Sedangkan Aiden dan Andi yang sedari tadi menunggu di luar ruangan UGD dan belum sempat bertanya pada Rayyan pun mengernyitkan kening mereka. Karena melihat Rayyan yang keluar dari UGD dengan keadaan yang sepertinya baik-baik saja. Apalagi saat mendengar ocehan Fina yang nampak kesal pada Rayyan.
"Siapa yang bercanda? Tadi aku benar-benar merasa perutku sangat sakit. Tapi, tiba-tiba hilang begitu saja,"
"Benarkah? Apa jangan-jangan kamu di santet orang?"tanya Fina terlihat serius seraya memicingkan sebelah matanya.
Andi dan Aiden yang mendengar pertanyaan Fina pun menepuk jidat mereka masing-masing. Sedangkan Rayyan membuang napas kasar.
"Kamu ini dokter apa dukun, sih? Di zaman modern seperti ini masih percaya pada hal-hal mistis seperti itu. Percuma kamu kuliah agar menjadi dokter, kalau pikiran kamu masih percaya takhayul seperti itu,"
"Aku memang seorang dokter. Tapi aku juga percaya hal-hal seperti itu. Aku percaya pada Tuhan, jadi aku juga percaya adanya jin dan setan. Karena kenyataannya mereka memang ada. Bukan sekali dua kali dokter di negeri ini yang mengoperasi pasien untuk mengeluarkan benda-benda asing yang nggak masuk akal dari dalam tubuh. Ada pula beberapa orang pasien yang sulit melahirkan, dan baru lancar melahirkan setelah meminta maaf pada ibu mereka. Jadi, mau nggak mau kita juga harus percaya pada hal-hal semacam itu,"ujar Fina yang memang percaya pada hal-hal ghaib seperti itu.

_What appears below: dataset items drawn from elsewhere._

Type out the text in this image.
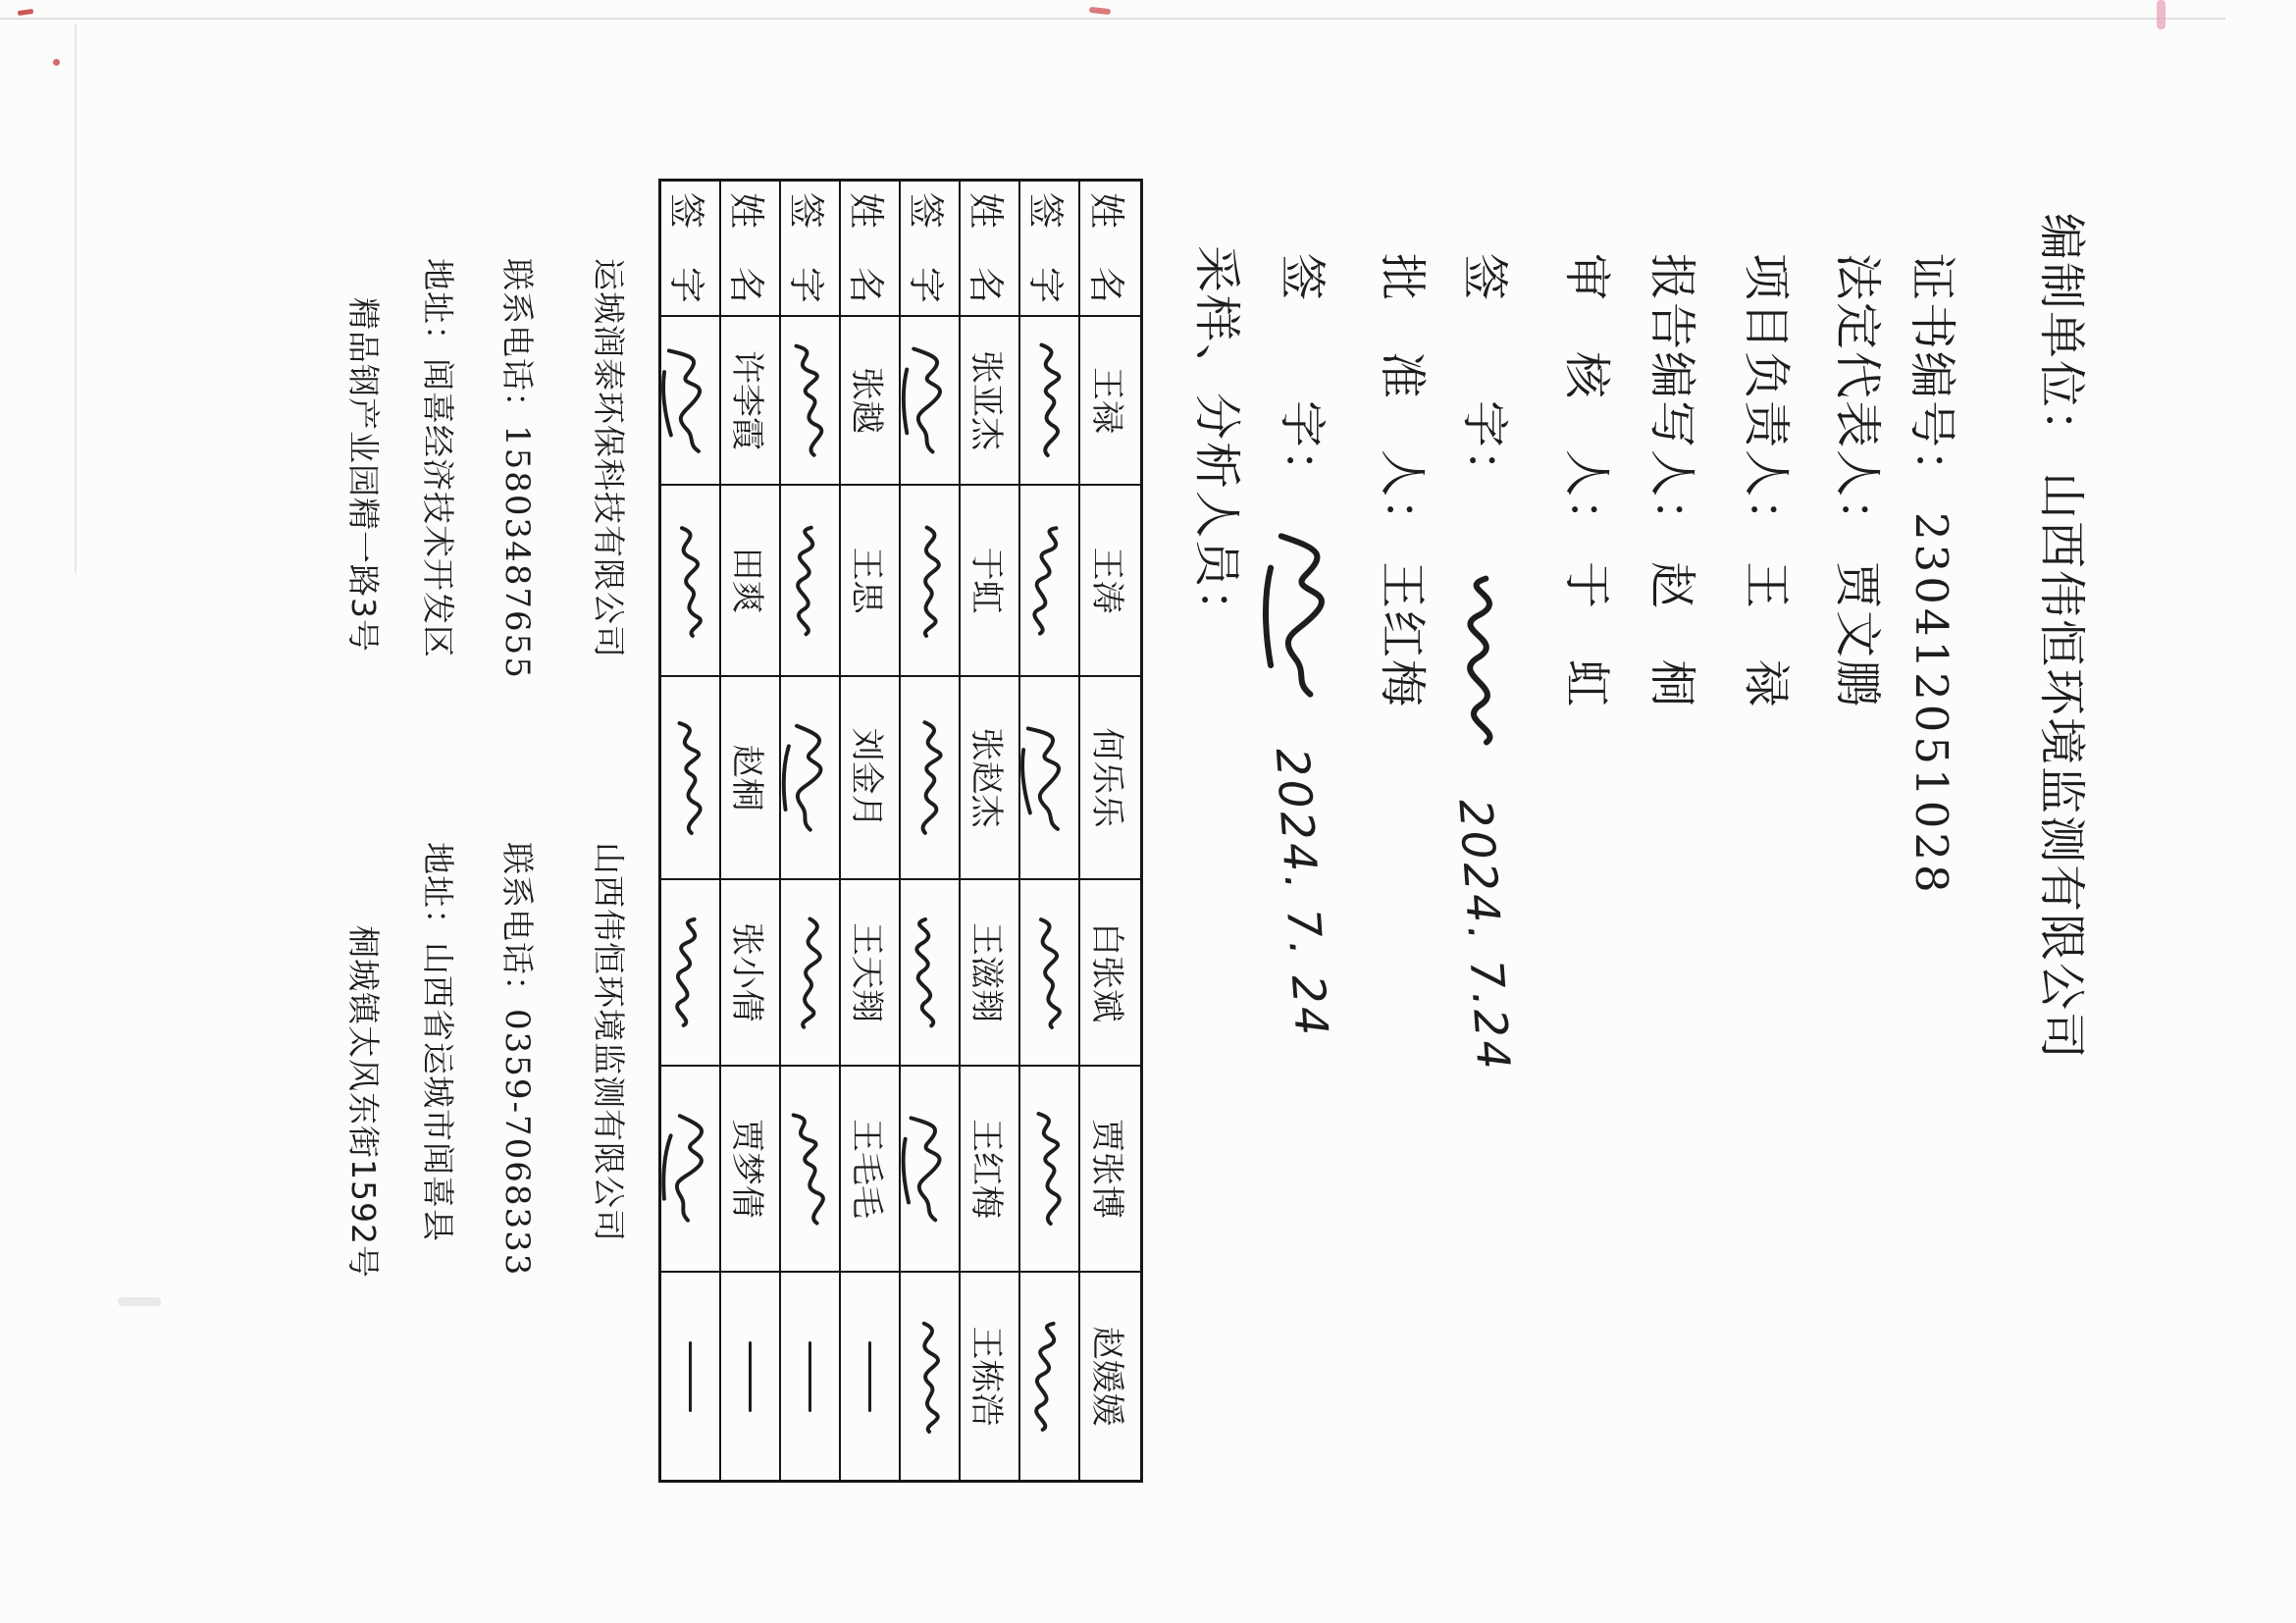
编制单位：山西伟恒环境监测有限公司
证书编号：230412051028
法定代表人：贾文鹏
项目负责人：王　禄
报告编写人：赵　桐
审　核　人：于　虹
签　　字：2024. 7.24
批　准　人：王红梅
签　　字：2024. 7. 24
采样、分析人员：
姓　名
王禄
王涛
何乐乐
白张斌
贾张博
赵媛媛
签　字
姓　名
张亚杰
于虹
张赵杰
王滋翔
王红梅
王栋浩
签　字
姓　名
张越
王思
刘金月
王天翔
王毛毛
签　字
姓　名
许李霞
田爽
赵桐
张小倩
贾梦倩
签　字
运城润泰环保科技有限公司
联系电话：15803487655
地址：闻喜经济技术开发区
精品钢产业园精一路3号
山西伟恒环境监测有限公司
联系电话：0359-7068333
地址：山西省运城市闻喜县
桐城镇太风东街1592号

"Sebenarnya, apa yang kamu rasakan tadi, Ray?"tanya Aiden yang penasaran karena tadi terlalu panik dan tidak sempat bertanya apapun pada Rayyan.
...πππ...
...Jika jarak diukur dengan hati, kita tidak akan pernah terpisah lebih dari sattu senti....
...Ketidakhadiran membuat hati makin dekat sekaligus kesepian....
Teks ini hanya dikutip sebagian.